Half a King. Book Review

half-a-king-uk-hbHALF A KING by Joe Abercrombie
HarperVoyager, h/b, 384pp, £12.99
Reviewed by Elloise Hopkins

When Yarvi learned his father and brother were dead – and with the news realised he was about to inherit the throne – he was already being primed for a future as Brother Yarvi; his fate was to sit beside the Black Chair as Minister, not to sit upon it as king. It was his now-dead brother who inherited both the strength to rule and a whole, healthy body, not Yarvi.

Now, under the watch of the Tall Gods and the Small, as always, he must take up a sword and lead a raid against the Vanstermen, and then marry his cousin… whether he wants to or not. Yarvi must not only bid goodbye to his father and brother, but also to his future, his reality, and even the messenger birds he has been caring for all these years.

Yarvi faces his enemy, the terrible Grom-gil-Gorm, the Breaker of Swords, and then the unexpected happens; his learning curve just became almost-vertical. Now it seems there is no one he can trust… No one but himself and his oath for revenge against those who stole his futures.

Half a King is woven with a narrative of delightful cunning as we have come to expect from Joe Abercrombie.
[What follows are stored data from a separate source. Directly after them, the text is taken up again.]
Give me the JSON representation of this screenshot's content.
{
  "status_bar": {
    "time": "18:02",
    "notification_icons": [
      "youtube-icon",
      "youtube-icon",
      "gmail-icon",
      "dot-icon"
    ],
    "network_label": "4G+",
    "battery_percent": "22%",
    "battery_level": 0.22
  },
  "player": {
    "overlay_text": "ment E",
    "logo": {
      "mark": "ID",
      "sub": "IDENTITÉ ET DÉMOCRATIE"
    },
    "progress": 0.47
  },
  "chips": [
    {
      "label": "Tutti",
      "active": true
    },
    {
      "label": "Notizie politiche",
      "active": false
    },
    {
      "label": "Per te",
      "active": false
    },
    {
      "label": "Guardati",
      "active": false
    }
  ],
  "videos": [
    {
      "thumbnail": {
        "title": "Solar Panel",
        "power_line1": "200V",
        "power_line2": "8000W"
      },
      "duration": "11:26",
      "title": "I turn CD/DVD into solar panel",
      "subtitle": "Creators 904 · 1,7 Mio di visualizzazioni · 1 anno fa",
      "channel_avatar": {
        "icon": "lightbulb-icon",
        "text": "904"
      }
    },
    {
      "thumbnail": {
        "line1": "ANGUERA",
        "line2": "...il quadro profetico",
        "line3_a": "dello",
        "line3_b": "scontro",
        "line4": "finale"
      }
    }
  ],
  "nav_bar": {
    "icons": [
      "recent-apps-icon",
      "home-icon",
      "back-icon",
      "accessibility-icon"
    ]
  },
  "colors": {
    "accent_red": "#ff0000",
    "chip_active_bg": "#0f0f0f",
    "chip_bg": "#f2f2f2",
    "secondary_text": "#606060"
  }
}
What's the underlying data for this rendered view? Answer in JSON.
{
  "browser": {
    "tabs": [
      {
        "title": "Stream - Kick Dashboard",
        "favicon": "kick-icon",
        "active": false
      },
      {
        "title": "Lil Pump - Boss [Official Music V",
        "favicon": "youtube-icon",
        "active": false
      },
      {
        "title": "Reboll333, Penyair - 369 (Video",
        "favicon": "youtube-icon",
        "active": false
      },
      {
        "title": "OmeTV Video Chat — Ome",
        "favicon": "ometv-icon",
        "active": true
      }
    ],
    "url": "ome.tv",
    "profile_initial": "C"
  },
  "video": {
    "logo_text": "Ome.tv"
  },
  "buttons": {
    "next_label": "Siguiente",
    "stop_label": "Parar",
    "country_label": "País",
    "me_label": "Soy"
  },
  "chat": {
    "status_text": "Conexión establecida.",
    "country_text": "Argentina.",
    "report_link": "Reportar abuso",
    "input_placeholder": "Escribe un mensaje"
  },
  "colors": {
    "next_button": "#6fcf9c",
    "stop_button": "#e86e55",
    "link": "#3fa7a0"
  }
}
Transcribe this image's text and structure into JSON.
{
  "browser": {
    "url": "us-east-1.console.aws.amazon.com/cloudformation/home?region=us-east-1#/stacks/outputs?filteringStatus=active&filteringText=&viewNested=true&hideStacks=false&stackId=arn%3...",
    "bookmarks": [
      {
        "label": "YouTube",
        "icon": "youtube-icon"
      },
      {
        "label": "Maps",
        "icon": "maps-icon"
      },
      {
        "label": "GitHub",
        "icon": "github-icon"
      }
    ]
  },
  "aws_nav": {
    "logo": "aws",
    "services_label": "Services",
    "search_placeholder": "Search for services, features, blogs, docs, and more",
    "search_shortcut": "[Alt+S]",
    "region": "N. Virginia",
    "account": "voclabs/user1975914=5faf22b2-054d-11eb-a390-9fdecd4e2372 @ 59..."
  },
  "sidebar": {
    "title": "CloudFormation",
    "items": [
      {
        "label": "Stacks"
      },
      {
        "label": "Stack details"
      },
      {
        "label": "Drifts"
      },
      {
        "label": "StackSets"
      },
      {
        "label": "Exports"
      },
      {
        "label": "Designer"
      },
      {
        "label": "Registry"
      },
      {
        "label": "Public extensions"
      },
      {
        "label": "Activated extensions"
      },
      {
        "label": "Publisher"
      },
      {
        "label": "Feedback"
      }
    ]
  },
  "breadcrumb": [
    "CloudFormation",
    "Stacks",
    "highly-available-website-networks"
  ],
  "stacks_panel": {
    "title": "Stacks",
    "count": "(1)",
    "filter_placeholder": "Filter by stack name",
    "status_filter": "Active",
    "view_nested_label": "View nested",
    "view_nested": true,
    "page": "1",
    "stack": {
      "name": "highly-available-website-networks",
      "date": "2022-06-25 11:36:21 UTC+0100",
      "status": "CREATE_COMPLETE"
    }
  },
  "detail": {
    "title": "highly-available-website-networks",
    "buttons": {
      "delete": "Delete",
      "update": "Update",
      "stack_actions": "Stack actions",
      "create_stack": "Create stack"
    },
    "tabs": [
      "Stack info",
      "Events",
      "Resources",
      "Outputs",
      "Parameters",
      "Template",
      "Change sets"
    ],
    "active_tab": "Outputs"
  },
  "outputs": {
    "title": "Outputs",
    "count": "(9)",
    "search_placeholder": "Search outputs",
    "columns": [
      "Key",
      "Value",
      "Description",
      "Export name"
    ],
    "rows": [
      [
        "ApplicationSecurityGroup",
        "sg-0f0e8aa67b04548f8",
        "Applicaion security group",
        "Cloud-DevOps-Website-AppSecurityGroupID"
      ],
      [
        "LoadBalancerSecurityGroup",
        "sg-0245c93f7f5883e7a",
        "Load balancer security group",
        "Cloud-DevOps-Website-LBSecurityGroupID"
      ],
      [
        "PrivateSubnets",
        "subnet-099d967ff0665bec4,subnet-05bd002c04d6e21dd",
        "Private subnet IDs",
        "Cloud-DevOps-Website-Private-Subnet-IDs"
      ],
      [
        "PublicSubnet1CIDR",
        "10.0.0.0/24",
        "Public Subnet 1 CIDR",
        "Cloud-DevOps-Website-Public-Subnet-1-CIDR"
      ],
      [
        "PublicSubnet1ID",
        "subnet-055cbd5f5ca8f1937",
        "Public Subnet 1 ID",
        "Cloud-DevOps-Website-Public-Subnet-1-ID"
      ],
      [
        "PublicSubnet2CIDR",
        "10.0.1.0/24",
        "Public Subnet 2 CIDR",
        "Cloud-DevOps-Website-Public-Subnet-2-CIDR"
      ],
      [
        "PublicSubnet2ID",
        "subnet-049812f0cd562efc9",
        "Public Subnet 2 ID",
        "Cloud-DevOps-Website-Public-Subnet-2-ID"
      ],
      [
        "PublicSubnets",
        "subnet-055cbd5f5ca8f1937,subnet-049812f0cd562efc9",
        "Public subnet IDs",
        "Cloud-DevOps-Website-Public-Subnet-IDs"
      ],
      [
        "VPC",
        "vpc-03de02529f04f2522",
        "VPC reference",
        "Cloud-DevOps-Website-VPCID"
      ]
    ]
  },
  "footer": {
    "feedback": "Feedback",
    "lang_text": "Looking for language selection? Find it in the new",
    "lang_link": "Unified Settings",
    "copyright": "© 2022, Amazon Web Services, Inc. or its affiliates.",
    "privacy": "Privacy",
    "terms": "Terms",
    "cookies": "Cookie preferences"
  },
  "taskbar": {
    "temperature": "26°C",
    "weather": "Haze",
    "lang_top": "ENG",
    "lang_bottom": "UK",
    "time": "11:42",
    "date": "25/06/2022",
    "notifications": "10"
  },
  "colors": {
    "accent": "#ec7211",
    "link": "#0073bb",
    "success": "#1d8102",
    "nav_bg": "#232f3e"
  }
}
This is a ‘to read in a day’ kind of book that is almost as impossible to put down as the wait for the next instalment will be.

Though aimed at a wider readership than Abercrombie’s previous work, and on that basis perhaps a little less lacking in torture and gore than fans will be used to, this story is no less gripping and its plot twists no less exciting as a result. The tight focus on Yarvi holds the reader’s attention, and the lack of page time spent on description and back story only fuels the furious energy with which the story progresses.